Background of the Study: The present study was a prospective observational study done to evaluate elective induction of labour (e-IOL)* in overdate pregnancies (40 1/7 to 40 6/7 weeks) versus expectant management (EM)* up to 41 weeks. The primary objective was to compare rates of Caesarean section among the two groups. Study design: Women at 40 weeks of gestation satisfying the inclusion and exclusion criteria were recruited for the study. Total sample size was 112. The e-IOL group 1, included 56 participants who were induced at 40 1/7 to 40 6/7 weeks of gestation and EM group 2 had 56 participants, who were given expectant management till 41 weeks of gestation.
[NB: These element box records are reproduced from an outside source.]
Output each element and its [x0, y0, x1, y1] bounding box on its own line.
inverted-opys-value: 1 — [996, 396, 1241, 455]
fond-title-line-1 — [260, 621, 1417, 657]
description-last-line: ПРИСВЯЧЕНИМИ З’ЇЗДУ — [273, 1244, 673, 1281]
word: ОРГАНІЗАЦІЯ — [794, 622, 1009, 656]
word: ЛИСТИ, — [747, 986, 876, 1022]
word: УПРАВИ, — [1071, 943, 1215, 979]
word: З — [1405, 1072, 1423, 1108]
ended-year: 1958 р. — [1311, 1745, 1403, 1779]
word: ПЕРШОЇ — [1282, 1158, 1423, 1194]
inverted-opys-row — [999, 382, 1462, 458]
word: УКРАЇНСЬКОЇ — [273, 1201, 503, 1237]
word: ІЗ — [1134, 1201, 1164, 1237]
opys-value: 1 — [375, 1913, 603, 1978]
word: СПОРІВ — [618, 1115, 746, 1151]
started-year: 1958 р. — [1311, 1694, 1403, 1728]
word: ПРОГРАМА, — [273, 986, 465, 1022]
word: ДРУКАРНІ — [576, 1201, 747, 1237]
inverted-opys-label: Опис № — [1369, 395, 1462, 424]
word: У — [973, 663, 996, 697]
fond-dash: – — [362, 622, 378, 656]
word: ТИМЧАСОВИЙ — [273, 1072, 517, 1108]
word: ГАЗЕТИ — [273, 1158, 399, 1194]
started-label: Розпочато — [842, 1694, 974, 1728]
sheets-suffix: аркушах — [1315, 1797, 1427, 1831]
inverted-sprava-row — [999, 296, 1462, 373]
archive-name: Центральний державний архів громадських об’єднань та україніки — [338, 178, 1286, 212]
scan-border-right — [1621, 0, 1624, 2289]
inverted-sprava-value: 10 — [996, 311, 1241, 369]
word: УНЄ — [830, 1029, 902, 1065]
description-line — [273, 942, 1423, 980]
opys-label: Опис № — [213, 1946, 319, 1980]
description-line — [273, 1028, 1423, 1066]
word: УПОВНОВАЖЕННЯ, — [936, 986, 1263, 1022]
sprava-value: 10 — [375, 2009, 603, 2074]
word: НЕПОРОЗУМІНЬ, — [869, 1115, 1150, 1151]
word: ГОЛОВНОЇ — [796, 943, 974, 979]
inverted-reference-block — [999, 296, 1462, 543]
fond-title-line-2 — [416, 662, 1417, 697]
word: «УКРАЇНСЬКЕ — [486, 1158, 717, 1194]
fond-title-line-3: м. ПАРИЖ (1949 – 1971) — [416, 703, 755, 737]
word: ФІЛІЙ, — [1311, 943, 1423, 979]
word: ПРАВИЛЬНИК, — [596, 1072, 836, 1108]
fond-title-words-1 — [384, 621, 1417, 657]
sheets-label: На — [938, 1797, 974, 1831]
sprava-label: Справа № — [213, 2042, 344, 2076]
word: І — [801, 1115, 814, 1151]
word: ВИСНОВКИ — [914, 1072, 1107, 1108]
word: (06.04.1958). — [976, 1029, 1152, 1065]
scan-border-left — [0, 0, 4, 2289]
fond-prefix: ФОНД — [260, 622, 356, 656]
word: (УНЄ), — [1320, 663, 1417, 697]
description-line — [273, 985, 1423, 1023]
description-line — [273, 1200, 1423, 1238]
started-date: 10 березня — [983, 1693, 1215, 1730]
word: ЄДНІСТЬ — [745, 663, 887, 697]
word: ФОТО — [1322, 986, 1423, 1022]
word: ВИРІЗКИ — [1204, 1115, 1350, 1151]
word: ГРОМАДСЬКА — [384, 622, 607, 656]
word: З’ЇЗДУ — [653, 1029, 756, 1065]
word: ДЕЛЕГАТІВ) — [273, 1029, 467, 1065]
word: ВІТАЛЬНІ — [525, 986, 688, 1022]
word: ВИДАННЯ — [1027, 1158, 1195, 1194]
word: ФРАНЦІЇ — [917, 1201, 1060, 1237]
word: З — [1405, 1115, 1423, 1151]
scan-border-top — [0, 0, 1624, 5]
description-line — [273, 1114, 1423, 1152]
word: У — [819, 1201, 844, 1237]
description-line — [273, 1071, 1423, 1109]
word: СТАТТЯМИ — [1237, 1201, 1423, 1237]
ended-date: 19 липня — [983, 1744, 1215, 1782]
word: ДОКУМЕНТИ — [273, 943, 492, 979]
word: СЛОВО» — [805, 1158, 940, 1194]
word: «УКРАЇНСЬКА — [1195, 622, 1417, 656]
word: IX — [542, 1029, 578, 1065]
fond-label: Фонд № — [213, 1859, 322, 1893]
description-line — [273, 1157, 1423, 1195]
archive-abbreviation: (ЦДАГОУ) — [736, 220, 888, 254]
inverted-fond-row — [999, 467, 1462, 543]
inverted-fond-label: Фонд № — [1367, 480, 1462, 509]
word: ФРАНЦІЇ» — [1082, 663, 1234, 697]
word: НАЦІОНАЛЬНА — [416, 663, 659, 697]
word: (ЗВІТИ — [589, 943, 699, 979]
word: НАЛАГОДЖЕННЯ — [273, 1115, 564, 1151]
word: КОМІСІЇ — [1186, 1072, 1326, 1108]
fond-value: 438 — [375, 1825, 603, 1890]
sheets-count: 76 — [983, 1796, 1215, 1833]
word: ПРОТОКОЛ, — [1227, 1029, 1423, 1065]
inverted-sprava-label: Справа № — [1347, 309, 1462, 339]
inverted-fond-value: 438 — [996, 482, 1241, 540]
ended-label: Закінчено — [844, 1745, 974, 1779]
Group 2 was further divided as group 2a who went into spontaneous labour while on expectant management and group 2b as those who were induced while on expectant management for maternal / fetal reasons or ? 41 0/7 weeks of gestation.
Result: Expectant management till 41 weeks of gestation beyond the due date increased the likelihood of spontaneous labour without adversely affecting the perinatal outcome. 73.2% of participants went into spontaneous labour in the EM group and 78% of them delivered vaginally. Caesarean section rates were lesser with EM (37.5%) as compared to e-IOL (58.9%) in our study (p=0.002).
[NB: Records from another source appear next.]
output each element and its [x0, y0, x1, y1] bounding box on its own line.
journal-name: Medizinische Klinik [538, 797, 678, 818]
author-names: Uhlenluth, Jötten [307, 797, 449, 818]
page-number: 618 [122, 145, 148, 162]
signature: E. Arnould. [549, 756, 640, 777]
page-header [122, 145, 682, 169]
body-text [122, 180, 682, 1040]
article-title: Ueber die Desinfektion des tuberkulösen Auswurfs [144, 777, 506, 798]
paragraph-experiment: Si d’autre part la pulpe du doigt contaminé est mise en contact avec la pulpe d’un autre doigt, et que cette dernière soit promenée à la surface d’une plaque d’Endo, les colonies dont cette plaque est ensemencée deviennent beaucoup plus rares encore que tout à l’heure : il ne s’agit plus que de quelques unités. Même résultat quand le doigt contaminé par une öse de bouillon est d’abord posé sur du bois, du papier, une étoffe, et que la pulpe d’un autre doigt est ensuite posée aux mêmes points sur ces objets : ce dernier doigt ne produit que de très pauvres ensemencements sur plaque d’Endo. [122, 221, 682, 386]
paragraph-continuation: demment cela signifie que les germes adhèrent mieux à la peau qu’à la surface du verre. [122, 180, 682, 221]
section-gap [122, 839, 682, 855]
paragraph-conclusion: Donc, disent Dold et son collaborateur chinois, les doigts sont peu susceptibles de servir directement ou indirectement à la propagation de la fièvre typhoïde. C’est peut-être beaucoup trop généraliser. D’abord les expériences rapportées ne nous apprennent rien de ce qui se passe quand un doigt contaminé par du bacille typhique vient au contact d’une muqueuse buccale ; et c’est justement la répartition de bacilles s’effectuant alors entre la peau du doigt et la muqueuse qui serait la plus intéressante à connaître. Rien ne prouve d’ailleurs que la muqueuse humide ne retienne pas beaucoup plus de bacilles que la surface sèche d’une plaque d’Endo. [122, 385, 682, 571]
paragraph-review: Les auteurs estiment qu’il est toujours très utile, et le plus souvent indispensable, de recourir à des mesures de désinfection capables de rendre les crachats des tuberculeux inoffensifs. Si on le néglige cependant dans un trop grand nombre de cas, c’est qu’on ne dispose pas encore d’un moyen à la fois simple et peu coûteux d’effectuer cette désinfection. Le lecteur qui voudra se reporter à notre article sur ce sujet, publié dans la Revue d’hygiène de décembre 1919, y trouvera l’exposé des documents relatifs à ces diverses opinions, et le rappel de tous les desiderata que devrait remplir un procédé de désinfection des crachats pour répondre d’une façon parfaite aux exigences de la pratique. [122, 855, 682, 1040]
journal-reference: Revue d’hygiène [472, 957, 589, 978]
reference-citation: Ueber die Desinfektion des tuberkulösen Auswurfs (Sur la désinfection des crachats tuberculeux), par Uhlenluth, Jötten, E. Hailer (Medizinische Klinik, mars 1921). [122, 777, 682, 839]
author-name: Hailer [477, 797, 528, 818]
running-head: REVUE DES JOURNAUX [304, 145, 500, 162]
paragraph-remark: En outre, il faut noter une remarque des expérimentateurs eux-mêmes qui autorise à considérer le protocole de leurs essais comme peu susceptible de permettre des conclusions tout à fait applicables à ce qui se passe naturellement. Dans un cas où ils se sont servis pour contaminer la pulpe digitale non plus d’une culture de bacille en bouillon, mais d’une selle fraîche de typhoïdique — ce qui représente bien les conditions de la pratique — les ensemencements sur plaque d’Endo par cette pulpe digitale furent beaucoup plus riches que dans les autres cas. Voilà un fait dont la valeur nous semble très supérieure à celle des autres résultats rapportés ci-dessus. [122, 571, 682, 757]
Conclusion: Caesarean section rates were lesser among women with post date pregnancies when expectant management was followed as compared to elective induction of labour. No difference in perinatal outcomes was noted amongst the two groups. Participants who went into spontaneous labour when on expectant management were more likely to deliver vaginally.
Induction of labour, Overdate pregnancy.